In any case, I'm not completely sure that accepting new information (never mind seeking it out) is always fully compatible with rationality-as-winning. Nick Bostrom for example has compiled a taxonomy of information hazards over on his site; any of them could potentially be severe enough to overcome the informational advantage of their underlying data. Of course, they do seem to be pretty rare, and I don't think a precautionary principle with regard to information is justified in the absence of fairly strong and specific reasoning.
No, it was more of a general statement. AFAIR we were talking about me thinking too much about why other people do what they do and too little about how that affects me. Anyway - my own wording made me wonder more about what I said than what was the topic.
So information that shouldn't be known?
They wouldn't be rationalists anymore, duh.
Taboo "rationalists": What would happen if you stopped trying to change your map to better reflect the territory? It most probably would reflect the territory less.
"Normal people" are not all the same. (For example, many "normal people" are unlike your psychologist.) Which of the many subkinds of the "normal people" do you mean?
Some things are unrelated. For example, let's suppose that you are a rationalist, and you also have a broken leg. That's two things that make you different from the average human. But those two things are unrelated. It would be a mistake to think -- an average human doesn't have a broken leg; by giving up my rationality I will become more similar to the average human, therefore giving up my rationality will heal my leg.

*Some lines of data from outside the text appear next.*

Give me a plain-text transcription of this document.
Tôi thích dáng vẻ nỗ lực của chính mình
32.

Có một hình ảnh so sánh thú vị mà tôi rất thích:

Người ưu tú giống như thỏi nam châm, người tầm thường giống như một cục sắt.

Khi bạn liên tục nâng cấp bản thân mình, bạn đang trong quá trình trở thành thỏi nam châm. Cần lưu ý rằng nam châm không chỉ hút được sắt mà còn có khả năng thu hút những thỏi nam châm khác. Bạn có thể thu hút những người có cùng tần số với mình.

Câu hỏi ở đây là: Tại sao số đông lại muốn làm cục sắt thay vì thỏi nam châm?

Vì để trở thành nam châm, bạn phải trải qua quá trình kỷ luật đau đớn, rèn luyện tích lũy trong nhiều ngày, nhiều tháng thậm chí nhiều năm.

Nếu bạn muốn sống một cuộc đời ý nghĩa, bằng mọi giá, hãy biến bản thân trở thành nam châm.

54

Replace "broken leg" with whatever problem you are discussing with your psychologist. Do you have evidence that rational people are more likely to have this specific problem than irrational (but otherwise similar: same social background, same education, same character, same health problems) people?

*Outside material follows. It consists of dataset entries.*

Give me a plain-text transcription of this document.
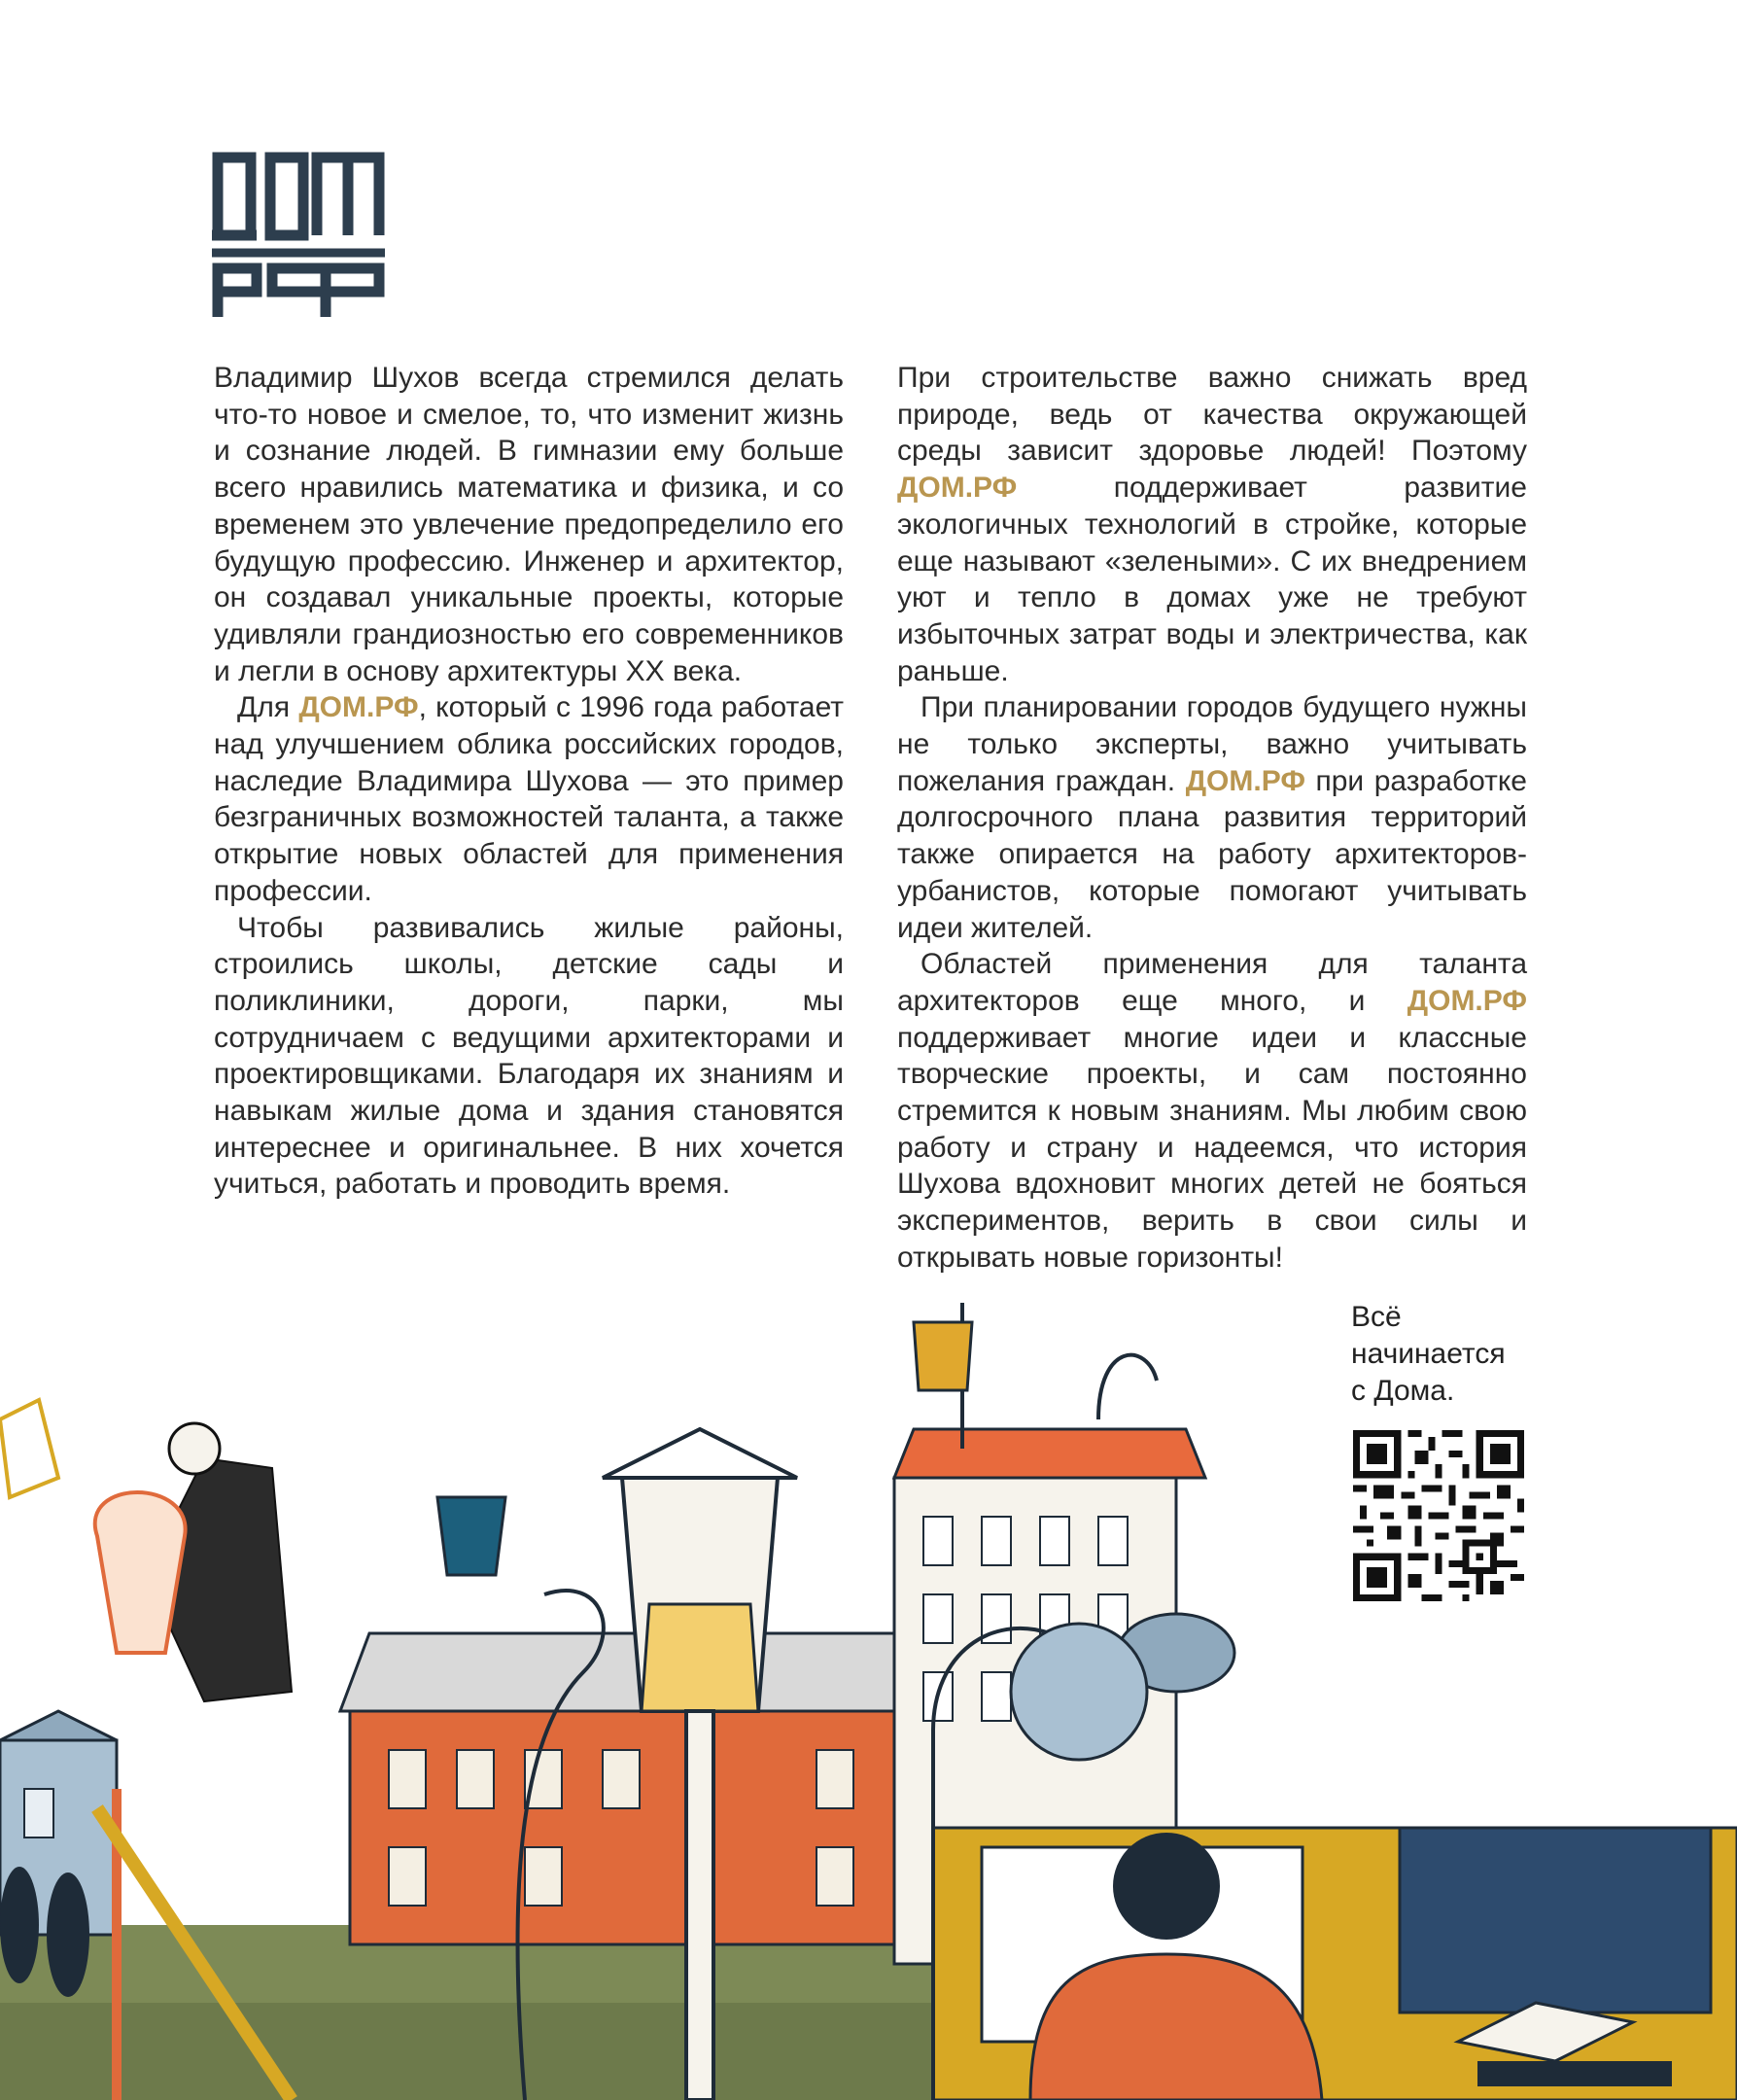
Владимир Шухов всегда стремился делать что-то новое и смелое, то, что изменит жизнь и сознание людей. В гимназии ему больше всего нравились математика и физика, и со временем это увлечение предопределило его будущую профессию. Инженер и архитектор, он создавал уникальные проекты, которые удивляли грандиозностью его современников и легли в основу архитектуры XX века.

Для ДОМ.РФ, который с 1996 года работает над улучшением облика российских городов, наследие Владимира Шухова — это пример безграничных возможностей таланта, а также открытие новых областей для применения профессии.

Чтобы развивались жилые районы, строились школы, детские сады и поликлиники, дороги, парки, мы сотрудничаем с ведущими архитекторами и проектировщиками. Благодаря их знаниям и навыкам жилые дома и здания становятся интереснее и оригинальнее. В них хочется учиться, работать и проводить время.

При строительстве важно снижать вред природе, ведь от качества окружающей среды зависит здоровье людей! Поэтому ДОМ.РФ поддерживает развитие экологичных технологий в стройке, которые еще называют «зелеными». С их внедрением уют и тепло в домах уже не требуют избыточных затрат воды и электричества, как раньше.

При планировании городов будущего нужны не только эксперты, важно учитывать пожелания граждан. ДОМ.РФ при разработке долгосрочного плана развития территорий также опирается на работу архитекторов-урбанистов, которые помогают учитывать идеи жителей.

Областей применения для таланта архитекторов еще много, и ДОМ.РФ поддерживает многие идеи и классные творческие проекты, и сам постоянно стремится к новым знаниям. Мы любим свою работу и страну и надеемся, что история Шухова вдохновит многих детей не бояться экспериментов, верить в свои силы и открывать новые горизонты!

Всё
начинается
с Дома.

That's a behavior and no belief.
There are many instance where trying to change a belief makes the belief stronger. People who are very much attached to their beliefs usually don't update.
Many mainstream professional psychologist follows a code that means that he doesn't share deep information about his own private life with his clients. I don't believe in that ideal of professionalism but it's not straightforward to dismiss it.

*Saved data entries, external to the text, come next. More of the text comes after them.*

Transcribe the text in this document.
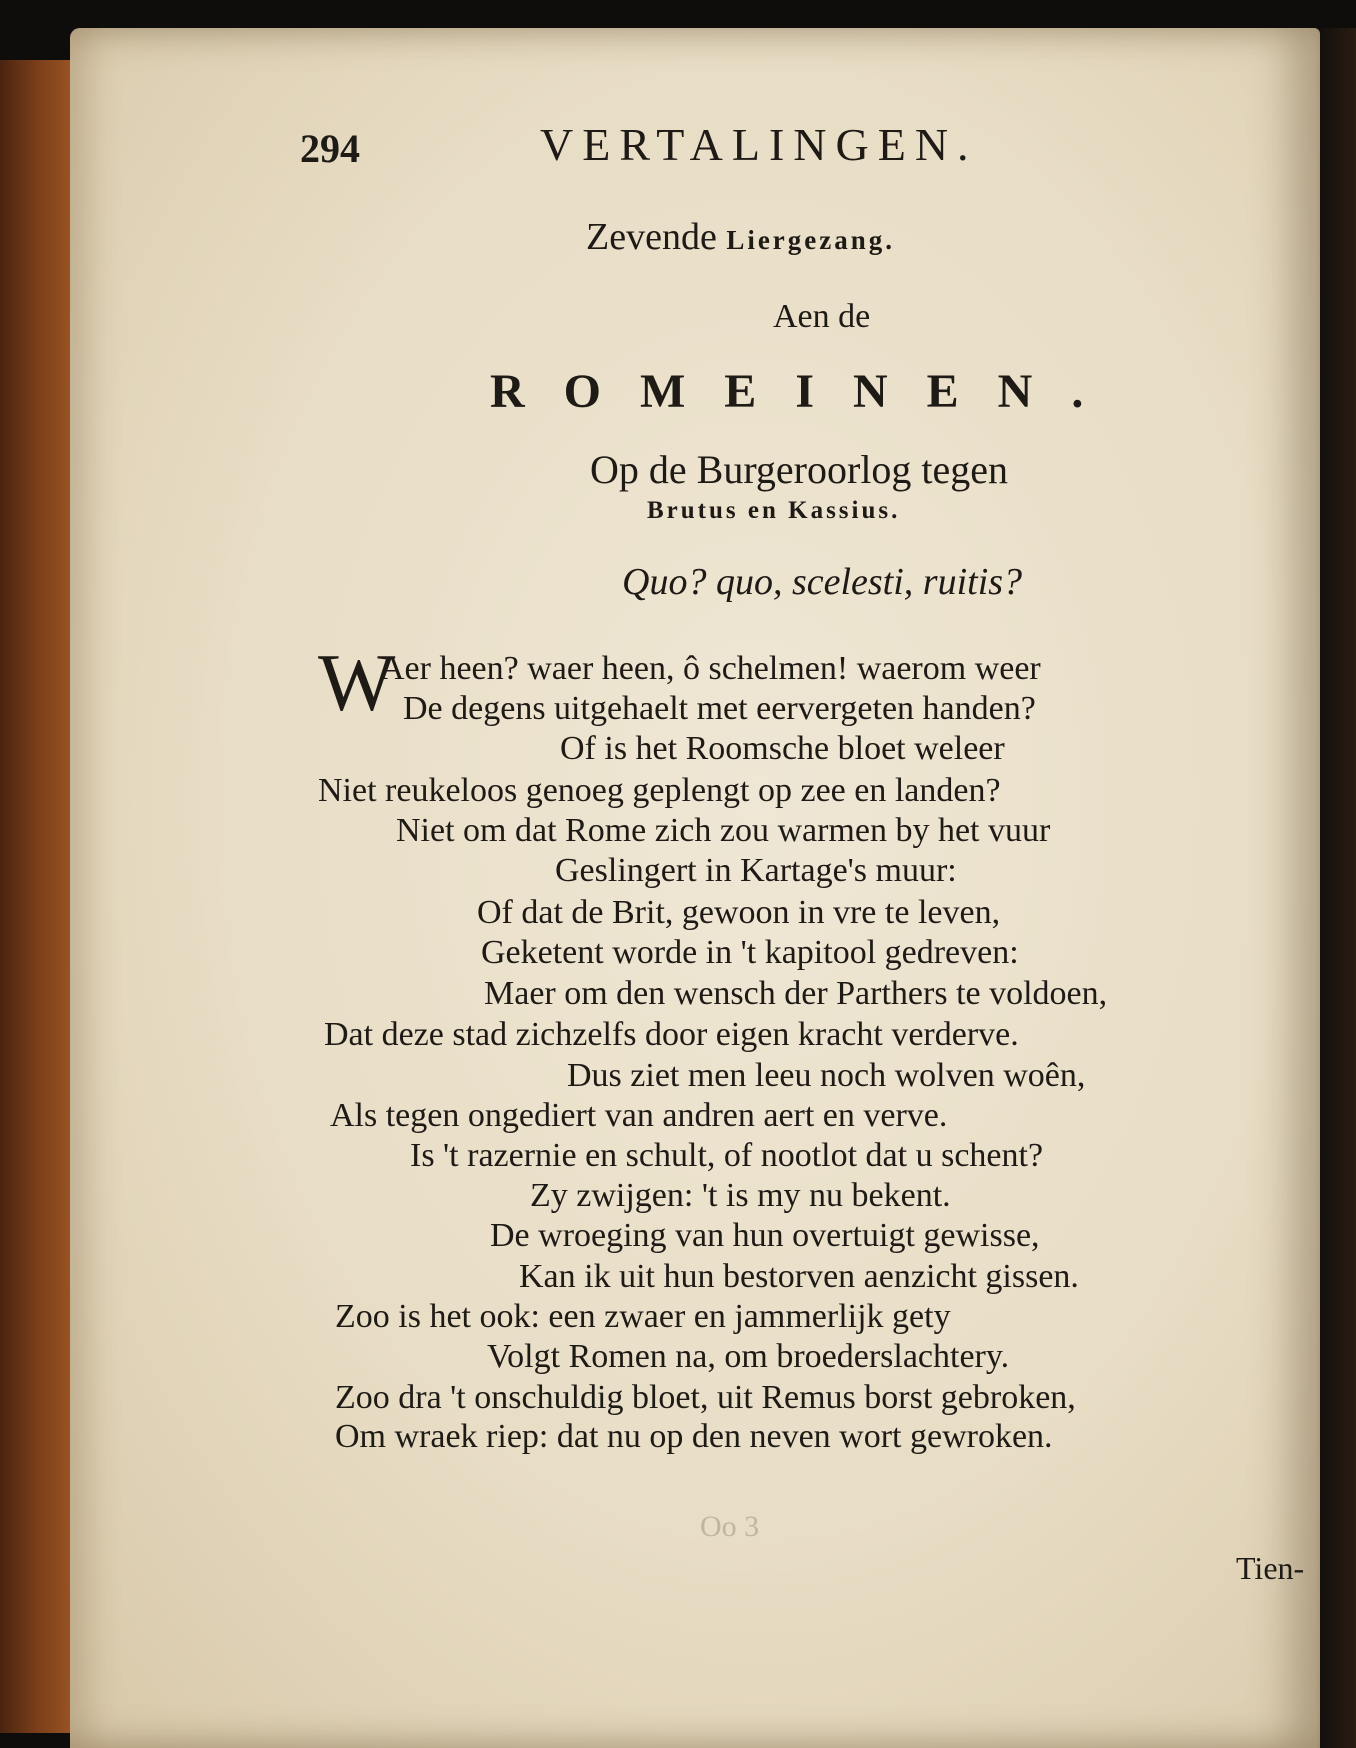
294	VERTALINGEN.
Zevende Liergezang.
Aen de
ROMEINEN.
Op de Burgeroorlog tegen
Brutus en Kassius.
Quo? quo, scelesti, ruitis?
W
Aer heen? waer heen, ô schelmen! waerom weer
De degens uitgehaelt met eervergeten handen?
Of is het Roomsche bloet weleer
Niet reukeloos genoeg geplengt op zee en landen?
Niet om dat Rome zich zou warmen by het vuur
Geslingert in Kartage's muur:
Of dat de Brit, gewoon in vre te leven,
Geketent worde in 't kapitool gedreven:
Maer om den wensch der Parthers te voldoen,
Dat deze stad zichzelfs door eigen kracht verderve.
Dus ziet men leeu noch wolven woên,
Als tegen ongediert van andren aert en verve.
Is 't razernie en schult, of nootlot dat u schent?
Zy zwijgen: 't is my nu bekent.
De wroeging van hun overtuigt gewisse,
Kan ik uit hun bestorven aenzicht gissen.
Zoo is het ook: een zwaer en jammerlijk gety
Volgt Romen na, om broederslachtery.
Zoo dra 't onschuldig bloet, uit Remus borst gebroken,
Om wraek riep: dat nu op den neven wort gewroken.
Oo 3
Tien-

More importantly a good psychologist doesn't confront his client with information about the client that's not helpful for them. He doesn't say: "Your life is a mess because of points 1 to 30." That's certainly information that's interesting to the client but not helpful. It makes much more sense to let the client figure out stuff on his own or to guide him to specific issues that the client is actually in a position to change.
Monday I gave someone meaningful true information about them that I consider helpful to them their first reaction was: "I don't want to have nightmares. Don't give them to me."
I do have a policy of being honest but that doesn't entail telling someone true information for which they didn't ask and that messes them up. I don't think that any good psychologist will just share all information that are available. It just a bad strategy when you are having a discussion about intimate personal topics.
Well, some people don't want to be given information, and some people do. It's often difficult to know where a specific person belongs; and it is a reasonable assumption that they most likely belong to the "don't want to know" group.
The problem with saying "some information should not be known" is that it does not specify who shouldn't know (and why).
Whether a person want to be given information doesn't mean that he can handle the information. I can remember a few instance where I swear that I wanted information but wasn't well equipped to handle them.
That sentence alone doesn't but the psychologist probably had a context in which he spoke it.